Oil prices slide amid coronavirus concerns

Andrew Cummings
October 18, 2020

The West Texas Intermediate (WTI) for November delivery lost 8 cents to settle at 40.88 USA dollars a barrel on the New York Mercantile Exchange, while Brent crude for December delivery decreased 23 cents to 42.93 dollars a barrel on the London ICE Futures Exchange.

Oil prices have climbed this week despite concerns about renewed lockdowns hitting fuel demand as COVID-19 infections surge in Europe. Earlier, both benchmarks were down more than $1 a barrel.

"Crude prices are looking very vulnerable as the coronavirus continues to spread like wildfire across Europe and trending higher in the US", Moya added.

The EIA's weekly report comes up next in the docket. The average LNG price for December delivery into North-East Asia was estimated at $5.80 per million British thermal units (mmBtu), up 10 cents from the previous week.

The Organization of the Petroleum Exporting Countries (OPEC), has raised its global oil demand forecast for 2020 by 60,000 barrels per day (b/d) from last month to 90.29 million b/d in October, as it sees an improvement in China's demand for most oil products except for jet fuel."China so far appears to be the only country globally moving steadily on the path to recovery based on gradually improving economic indicators, particularly in industrial production, which are rising from month to month", OPEC said in its latest monthly oil market report released yesterday.

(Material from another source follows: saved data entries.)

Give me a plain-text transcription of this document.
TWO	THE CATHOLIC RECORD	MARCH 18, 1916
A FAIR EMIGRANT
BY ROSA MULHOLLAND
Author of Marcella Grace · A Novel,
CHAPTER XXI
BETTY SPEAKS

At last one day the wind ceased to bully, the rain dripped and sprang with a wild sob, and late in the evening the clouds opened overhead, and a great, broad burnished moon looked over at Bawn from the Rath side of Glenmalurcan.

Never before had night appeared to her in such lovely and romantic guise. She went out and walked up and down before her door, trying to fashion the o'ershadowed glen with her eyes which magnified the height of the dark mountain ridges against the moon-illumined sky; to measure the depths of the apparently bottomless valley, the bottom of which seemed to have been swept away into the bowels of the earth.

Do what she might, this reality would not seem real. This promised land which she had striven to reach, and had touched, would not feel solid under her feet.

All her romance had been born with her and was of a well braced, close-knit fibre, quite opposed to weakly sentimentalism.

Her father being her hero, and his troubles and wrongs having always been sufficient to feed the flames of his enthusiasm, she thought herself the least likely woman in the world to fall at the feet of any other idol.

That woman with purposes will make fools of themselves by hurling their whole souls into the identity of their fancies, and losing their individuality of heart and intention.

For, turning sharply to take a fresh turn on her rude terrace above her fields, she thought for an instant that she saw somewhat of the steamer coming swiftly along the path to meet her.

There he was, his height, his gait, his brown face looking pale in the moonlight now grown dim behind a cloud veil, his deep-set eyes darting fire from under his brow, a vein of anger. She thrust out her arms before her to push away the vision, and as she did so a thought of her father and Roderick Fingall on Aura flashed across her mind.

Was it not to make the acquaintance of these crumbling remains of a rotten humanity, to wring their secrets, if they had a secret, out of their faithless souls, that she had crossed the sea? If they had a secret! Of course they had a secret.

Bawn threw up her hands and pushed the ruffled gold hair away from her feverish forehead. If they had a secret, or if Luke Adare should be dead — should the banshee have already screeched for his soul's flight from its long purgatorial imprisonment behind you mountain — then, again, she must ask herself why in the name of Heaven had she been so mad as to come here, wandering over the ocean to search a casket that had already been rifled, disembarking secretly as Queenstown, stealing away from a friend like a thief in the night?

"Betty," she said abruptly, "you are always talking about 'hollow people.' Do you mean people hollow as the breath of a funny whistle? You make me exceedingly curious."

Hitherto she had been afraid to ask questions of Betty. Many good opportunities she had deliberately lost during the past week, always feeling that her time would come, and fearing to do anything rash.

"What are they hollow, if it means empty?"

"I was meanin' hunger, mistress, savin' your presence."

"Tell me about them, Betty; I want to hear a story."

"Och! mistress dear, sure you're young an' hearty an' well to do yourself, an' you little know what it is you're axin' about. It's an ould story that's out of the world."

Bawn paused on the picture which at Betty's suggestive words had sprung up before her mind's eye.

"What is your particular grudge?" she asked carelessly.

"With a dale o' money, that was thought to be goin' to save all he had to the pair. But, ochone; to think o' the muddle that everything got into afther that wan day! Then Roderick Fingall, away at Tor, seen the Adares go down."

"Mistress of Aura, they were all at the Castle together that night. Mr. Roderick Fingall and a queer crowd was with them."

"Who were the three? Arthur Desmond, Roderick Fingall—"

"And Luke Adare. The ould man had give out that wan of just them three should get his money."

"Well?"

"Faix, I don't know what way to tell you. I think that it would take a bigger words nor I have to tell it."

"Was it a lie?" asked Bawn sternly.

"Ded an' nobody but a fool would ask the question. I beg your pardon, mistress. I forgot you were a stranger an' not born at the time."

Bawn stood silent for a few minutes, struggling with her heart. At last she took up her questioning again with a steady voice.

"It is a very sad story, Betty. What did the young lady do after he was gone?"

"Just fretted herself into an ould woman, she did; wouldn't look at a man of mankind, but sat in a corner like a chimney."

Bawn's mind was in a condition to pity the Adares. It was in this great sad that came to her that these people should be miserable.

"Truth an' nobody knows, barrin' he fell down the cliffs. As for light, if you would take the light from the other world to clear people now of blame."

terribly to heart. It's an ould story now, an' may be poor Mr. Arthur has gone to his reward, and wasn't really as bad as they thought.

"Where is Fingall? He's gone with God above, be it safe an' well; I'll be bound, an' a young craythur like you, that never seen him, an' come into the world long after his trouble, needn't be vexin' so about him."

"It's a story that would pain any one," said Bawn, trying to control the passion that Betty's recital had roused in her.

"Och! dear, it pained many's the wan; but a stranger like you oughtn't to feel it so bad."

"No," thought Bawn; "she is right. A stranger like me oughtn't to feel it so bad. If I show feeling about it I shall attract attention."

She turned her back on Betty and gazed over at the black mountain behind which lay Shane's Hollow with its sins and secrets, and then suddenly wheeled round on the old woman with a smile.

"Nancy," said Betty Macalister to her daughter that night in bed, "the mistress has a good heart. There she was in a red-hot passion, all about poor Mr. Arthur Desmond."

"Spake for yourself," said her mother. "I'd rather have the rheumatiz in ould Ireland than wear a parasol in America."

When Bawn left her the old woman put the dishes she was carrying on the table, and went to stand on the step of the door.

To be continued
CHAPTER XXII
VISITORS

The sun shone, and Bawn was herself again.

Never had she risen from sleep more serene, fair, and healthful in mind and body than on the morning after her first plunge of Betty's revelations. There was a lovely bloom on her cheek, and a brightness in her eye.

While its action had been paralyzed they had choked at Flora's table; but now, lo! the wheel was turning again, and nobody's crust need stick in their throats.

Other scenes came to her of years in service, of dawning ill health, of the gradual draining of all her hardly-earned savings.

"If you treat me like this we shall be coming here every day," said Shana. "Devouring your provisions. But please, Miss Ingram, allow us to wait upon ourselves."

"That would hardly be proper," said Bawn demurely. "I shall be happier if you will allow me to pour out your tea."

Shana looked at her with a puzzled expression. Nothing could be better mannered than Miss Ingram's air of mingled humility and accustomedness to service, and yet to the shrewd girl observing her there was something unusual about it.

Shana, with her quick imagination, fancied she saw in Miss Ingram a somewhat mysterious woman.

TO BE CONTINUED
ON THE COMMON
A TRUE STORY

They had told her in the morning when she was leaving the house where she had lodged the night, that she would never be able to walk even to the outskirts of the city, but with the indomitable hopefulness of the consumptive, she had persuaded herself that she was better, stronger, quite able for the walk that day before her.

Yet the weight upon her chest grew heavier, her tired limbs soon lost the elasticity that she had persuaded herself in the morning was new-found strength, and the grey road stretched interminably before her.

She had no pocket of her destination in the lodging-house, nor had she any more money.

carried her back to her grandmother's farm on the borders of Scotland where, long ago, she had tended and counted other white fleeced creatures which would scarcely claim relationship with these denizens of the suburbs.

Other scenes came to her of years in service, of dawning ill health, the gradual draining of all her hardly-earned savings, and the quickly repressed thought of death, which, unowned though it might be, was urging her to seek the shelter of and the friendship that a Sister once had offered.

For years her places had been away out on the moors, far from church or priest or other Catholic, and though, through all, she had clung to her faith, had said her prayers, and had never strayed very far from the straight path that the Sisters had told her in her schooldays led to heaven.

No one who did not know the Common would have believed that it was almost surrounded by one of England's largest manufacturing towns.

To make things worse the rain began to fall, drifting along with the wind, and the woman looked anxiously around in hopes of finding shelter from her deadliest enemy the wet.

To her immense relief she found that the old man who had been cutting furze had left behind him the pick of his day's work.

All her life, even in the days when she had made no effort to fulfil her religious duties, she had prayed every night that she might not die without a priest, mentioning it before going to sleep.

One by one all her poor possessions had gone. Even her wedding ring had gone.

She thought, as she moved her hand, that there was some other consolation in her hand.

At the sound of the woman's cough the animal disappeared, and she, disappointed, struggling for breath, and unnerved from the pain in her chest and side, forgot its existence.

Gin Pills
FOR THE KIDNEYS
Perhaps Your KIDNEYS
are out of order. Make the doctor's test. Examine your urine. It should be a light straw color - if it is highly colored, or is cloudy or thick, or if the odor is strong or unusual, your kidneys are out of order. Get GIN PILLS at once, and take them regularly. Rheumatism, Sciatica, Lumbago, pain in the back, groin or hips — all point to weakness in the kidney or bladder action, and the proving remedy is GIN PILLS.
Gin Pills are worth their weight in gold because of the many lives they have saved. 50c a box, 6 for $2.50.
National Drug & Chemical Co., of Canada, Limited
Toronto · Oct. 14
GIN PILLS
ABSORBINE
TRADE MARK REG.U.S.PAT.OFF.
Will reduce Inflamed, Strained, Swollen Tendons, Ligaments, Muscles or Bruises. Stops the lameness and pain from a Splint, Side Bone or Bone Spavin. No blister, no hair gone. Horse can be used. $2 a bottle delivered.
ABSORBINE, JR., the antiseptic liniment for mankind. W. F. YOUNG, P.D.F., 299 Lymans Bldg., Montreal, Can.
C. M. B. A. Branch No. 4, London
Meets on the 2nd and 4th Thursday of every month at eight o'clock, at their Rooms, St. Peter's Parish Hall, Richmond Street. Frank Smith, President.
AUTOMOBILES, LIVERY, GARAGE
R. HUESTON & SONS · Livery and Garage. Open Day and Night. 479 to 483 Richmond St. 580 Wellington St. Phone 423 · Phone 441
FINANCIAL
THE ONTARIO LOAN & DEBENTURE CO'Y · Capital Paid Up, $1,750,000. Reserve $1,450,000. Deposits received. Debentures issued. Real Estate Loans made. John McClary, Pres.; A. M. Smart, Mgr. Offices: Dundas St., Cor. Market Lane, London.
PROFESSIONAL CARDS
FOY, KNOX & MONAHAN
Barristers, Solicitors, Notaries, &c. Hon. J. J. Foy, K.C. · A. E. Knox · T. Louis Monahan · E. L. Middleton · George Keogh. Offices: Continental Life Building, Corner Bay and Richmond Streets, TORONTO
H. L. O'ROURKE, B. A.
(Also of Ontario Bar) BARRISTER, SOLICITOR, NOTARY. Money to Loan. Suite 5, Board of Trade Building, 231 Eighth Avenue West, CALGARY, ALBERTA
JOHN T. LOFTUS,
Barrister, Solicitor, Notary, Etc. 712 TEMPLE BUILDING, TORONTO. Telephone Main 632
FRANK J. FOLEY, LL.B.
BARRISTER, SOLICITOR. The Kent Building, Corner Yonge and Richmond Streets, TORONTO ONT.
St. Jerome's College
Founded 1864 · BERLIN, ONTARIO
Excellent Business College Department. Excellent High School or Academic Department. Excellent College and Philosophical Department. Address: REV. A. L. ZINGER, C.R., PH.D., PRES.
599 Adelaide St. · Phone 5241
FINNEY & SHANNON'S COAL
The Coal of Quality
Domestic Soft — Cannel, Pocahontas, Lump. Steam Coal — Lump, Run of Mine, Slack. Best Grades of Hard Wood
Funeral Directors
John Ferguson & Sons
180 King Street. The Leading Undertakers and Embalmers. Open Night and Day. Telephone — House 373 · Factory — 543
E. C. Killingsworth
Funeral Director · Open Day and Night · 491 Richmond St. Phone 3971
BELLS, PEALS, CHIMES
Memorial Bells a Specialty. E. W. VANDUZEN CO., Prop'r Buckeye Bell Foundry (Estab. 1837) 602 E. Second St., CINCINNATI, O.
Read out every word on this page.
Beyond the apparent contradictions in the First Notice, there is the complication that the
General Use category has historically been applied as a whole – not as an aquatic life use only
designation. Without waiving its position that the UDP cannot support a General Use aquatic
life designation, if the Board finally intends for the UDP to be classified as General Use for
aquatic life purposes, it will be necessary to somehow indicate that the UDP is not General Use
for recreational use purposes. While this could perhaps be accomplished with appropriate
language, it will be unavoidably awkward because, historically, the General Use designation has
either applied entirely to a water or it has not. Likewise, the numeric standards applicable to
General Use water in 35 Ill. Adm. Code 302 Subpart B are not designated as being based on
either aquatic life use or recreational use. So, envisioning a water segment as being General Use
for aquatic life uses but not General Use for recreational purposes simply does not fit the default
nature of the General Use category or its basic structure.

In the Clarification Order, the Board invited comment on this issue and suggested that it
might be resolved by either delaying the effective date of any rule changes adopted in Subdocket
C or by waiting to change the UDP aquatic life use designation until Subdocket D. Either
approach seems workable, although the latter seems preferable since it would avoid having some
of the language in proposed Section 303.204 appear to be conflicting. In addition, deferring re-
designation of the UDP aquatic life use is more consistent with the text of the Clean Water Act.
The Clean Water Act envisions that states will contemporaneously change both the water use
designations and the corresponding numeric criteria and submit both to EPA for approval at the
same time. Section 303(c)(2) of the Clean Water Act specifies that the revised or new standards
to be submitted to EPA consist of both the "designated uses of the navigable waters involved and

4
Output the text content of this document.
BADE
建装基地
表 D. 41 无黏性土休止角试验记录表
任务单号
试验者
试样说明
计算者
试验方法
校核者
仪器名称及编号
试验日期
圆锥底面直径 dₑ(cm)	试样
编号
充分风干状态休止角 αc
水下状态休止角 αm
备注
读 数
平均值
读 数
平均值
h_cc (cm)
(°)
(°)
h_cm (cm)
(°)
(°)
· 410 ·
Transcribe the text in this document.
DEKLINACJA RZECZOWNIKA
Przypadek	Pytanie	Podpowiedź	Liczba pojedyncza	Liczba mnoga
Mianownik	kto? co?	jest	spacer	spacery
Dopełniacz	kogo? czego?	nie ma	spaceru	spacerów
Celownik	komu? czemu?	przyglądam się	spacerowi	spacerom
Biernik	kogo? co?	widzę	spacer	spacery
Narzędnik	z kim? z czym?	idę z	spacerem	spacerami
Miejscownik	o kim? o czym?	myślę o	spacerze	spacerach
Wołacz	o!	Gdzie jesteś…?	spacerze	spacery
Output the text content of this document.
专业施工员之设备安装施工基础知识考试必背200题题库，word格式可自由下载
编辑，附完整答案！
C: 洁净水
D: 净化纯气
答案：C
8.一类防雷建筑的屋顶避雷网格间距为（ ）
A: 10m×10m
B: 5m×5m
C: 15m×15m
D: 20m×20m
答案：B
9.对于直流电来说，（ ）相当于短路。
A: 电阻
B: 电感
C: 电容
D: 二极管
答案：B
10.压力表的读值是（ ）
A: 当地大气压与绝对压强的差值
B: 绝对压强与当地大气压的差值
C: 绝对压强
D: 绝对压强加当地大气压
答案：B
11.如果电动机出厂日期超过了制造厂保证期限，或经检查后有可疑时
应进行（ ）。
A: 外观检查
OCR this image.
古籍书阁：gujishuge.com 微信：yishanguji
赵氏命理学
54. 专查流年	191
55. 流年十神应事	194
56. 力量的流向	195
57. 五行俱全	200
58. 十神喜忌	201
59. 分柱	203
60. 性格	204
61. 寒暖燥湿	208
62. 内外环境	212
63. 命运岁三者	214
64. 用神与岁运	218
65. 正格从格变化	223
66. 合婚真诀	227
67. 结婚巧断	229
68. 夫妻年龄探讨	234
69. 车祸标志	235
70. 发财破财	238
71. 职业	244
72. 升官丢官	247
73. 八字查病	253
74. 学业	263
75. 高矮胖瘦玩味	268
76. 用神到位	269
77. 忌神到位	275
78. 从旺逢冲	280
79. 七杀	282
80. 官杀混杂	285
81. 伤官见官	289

A Joint Technical Committee, which includes representatives from key OPEC+ producers such as Saudi Arabia and Russian Federation, met to review compliance with its global oil output cuts.

Assuming global demand rebounds as expected, this in theory leaves room for OPEC members to increase output in 2021 by over 3.8 million bpd from September's rate without causing a glut.

Oil prices were trading up on Tuesday afternoon before the API's data release, despite industry reports from the IEA and OPEC that suggested oil demand growth could be weaker than anticipated.

In the United States, drillers have begun adding oil rigs since cutting them to a 15-year low in August.

President Donald Trump said he is willing to raise his offer of $1.8 trillion for a COVID-19 relief deal with Democrats in the U.S. Congress, but the idea was shot down by his fellow Republican, Senate Majority Leader Mitch McConnell.